IdP logs are naturally focused on authentication, and so don’t compensate for any gaps in app logging. Naturally, they are only able to observe what happens on the IdP side – and so are blind to client side attacks like phishing (which we’ve already shown the browser provides superior visibility of compared to typical alternatives like proxy logs).
Browser is best for stopping identity attacks
This is where the browser comes in. Think of your browser as your source of truth, a broad data baseline for user activity where the browser provides complete context of the browser profile, employee, accounts, credentials, auth methods, and MFA types – as well as employee interaction with web sites.

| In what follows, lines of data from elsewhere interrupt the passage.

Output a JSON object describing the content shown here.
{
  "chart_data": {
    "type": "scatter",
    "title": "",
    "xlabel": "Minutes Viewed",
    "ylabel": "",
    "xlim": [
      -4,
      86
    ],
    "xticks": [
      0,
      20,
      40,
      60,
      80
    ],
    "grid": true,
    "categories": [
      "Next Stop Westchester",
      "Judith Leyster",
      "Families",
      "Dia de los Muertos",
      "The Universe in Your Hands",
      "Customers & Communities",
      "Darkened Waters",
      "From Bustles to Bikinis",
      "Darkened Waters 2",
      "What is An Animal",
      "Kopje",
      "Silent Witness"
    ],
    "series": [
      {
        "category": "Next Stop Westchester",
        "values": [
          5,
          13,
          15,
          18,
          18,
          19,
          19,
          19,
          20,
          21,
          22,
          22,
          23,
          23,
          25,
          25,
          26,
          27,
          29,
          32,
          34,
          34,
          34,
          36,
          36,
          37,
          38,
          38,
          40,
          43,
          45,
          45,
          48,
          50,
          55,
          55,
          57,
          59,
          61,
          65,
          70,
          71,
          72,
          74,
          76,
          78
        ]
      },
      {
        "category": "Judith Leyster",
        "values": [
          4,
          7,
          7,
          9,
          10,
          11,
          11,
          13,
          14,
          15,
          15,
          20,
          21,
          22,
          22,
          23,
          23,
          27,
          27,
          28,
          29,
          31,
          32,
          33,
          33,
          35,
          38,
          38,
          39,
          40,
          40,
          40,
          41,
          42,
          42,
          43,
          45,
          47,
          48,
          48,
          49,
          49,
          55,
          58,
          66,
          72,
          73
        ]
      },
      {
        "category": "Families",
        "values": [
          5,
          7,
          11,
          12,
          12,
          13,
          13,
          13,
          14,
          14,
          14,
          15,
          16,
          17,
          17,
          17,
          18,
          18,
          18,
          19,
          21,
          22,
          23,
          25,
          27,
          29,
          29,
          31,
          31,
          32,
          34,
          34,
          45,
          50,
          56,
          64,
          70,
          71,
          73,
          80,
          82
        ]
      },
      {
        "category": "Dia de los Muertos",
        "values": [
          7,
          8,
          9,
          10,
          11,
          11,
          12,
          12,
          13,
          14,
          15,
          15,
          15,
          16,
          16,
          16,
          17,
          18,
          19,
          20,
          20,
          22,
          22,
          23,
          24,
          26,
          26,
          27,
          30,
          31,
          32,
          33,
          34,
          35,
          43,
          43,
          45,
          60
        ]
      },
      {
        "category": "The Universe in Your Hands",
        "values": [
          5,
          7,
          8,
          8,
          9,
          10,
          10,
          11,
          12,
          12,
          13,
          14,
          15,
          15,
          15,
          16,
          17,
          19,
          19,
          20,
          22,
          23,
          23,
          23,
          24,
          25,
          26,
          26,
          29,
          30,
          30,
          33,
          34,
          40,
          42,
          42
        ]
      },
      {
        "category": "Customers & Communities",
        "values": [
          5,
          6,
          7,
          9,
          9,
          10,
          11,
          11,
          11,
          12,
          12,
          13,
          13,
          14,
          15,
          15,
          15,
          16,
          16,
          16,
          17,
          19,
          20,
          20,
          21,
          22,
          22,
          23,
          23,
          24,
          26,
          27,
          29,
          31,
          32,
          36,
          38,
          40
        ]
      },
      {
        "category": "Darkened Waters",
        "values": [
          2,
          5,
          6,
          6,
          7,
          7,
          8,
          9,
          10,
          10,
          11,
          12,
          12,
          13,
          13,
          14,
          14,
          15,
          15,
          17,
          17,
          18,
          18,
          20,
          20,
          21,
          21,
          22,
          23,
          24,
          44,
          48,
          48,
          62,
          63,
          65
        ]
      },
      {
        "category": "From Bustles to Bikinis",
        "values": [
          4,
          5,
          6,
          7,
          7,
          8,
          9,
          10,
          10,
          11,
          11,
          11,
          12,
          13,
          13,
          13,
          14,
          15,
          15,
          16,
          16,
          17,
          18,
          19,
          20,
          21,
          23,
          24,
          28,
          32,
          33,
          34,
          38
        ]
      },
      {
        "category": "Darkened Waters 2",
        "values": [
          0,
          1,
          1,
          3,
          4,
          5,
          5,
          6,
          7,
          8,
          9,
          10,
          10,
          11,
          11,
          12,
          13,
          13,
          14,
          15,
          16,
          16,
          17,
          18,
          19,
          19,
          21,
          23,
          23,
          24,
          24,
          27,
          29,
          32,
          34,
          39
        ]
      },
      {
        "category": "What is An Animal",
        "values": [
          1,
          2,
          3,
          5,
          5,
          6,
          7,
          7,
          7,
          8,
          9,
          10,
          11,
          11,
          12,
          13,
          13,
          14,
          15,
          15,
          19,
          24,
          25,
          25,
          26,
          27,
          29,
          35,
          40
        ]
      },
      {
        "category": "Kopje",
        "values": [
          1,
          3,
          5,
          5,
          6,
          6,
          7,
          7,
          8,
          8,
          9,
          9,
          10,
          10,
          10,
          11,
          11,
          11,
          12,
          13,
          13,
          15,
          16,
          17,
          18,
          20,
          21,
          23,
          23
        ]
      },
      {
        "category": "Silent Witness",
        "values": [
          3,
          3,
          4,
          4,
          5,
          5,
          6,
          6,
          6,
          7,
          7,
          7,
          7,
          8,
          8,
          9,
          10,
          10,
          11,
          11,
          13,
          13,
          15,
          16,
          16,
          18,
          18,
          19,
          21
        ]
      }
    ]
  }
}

The TL;DR is that your visibility in the browser is theoretically limitless. Every page loaded (and its source, javascript state, local storage), every user interaction can be observed. And best of all, this analysis is done securely in the browser and only the results of detections are reported back, rather than decrypting the entire raw traffic stream including all session data in an additional centralized system.
Conclusion
As an industry, we need to start looking at browser-based detection and response as the next logical evolution to stop identity attacks. There are clear parallels with the emergence of EDR – which came about because existing endpoint log sources were not sufficient. Today, we wouldn’t dream of trying to detect and respond to endpoint-based attacks without EDR – it’s time we started thinking about cloud identity attacks and the browser in the same way.